Remix OS 2.0, the Android-based operating system that has been designed with a PC in mind, launched for the Nexus 9 and Nexus 10.
Android hasn’t been as successful as Google may have liked on tablets, and it’s been even less successful on the notebook and PC form factors. Part of the problem was that Android hasn’t changed its user interface all that much from the smartphone UI, which has made it appear lackluster on bigger screens.
At least for tablets, Google has tried to optimize the UI a little more, but because the company has been slow in doing so, Android tablet sales haven’t been growing significantly. This in turn has led to developers not caring all that much about optimizing their apps for tablets. The problem is worse for PCs, where Google hasn’t optimized the UI at all for that form factor.
One of the things that has been lacking on both tablets and PCs is native multi-window support, for starters, but also a familiar taskbar that can be useful on bigger screens. Remix OS brings both of those features, and it presents the apps and files that are present on your system as a traditional desktop operating system would.

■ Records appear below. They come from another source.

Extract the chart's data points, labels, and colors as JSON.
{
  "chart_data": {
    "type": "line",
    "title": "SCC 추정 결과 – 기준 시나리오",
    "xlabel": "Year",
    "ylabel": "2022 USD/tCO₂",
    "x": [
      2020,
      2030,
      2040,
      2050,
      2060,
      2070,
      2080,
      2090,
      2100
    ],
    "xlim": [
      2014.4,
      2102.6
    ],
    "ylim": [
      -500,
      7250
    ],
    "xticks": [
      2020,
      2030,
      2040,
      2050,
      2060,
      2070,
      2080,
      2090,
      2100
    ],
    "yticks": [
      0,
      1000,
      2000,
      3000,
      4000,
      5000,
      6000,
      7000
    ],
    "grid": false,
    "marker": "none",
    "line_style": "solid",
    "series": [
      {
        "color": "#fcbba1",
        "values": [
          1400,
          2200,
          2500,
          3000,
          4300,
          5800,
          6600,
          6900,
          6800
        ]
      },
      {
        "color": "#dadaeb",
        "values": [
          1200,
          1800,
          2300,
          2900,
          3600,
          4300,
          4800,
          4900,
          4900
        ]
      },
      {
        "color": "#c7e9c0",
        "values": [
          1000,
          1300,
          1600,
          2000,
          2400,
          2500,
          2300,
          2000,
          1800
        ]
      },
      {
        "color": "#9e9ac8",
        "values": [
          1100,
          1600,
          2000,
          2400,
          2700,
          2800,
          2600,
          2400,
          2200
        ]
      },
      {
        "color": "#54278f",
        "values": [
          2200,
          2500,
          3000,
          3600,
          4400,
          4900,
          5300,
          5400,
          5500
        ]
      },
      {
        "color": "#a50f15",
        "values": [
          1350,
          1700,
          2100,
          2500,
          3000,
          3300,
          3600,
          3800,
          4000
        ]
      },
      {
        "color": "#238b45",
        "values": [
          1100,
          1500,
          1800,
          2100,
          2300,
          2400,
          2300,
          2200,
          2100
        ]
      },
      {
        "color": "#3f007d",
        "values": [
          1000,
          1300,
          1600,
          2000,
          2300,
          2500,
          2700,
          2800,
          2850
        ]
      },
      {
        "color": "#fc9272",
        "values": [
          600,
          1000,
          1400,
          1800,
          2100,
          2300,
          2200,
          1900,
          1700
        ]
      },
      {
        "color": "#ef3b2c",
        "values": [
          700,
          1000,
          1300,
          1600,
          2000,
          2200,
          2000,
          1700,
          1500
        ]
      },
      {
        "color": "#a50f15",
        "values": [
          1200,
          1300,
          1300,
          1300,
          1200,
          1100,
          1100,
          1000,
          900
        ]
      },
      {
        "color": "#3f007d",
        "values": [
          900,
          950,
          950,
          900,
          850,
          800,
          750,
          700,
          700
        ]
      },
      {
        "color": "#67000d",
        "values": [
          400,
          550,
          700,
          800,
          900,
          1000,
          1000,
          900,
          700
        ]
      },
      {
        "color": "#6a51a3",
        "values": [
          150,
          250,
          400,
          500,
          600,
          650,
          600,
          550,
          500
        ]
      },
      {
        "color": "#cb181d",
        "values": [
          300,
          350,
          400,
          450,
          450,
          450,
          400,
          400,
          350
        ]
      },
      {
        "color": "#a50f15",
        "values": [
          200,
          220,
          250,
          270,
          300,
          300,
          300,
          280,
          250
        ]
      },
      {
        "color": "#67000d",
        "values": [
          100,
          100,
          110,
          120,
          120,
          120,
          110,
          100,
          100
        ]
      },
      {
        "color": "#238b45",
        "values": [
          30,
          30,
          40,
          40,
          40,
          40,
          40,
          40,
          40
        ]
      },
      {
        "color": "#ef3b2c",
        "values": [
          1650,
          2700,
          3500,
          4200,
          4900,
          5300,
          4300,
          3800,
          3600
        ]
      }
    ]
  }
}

Earlier this year, Jide Technology, the company behind Remix OS, announced that Remix OS and the Android-x86 project have combined forces to bring Remix OS to older x86 PCs. This merger allows more people to experience the Android-based OS on lower-end hardware.
For now, Remix OS 2.0 is still based on Android 5.1.1, which is to be expected. Developing highly customized operating systems such as Remix OS usually means that the company doing it will remain a little behind the main project.
With Android N around the corner, it’s probably not even worth switching to Android M right now. It would be better for Jide to get Remix OS 2.0 out of beta and release a stable build that works on a wide variety of hardware. Then, once Android N is officially out, upgrade Remix OS to it.
Android N is also supposed to come out with multi-window support. Remix OS may be able to take advantage of that feature to better integrate with the AOSP. This could make it easier for apps that are developed for stock Android to work with Remix OS’ own multi-window system and could eliminate potential bugs.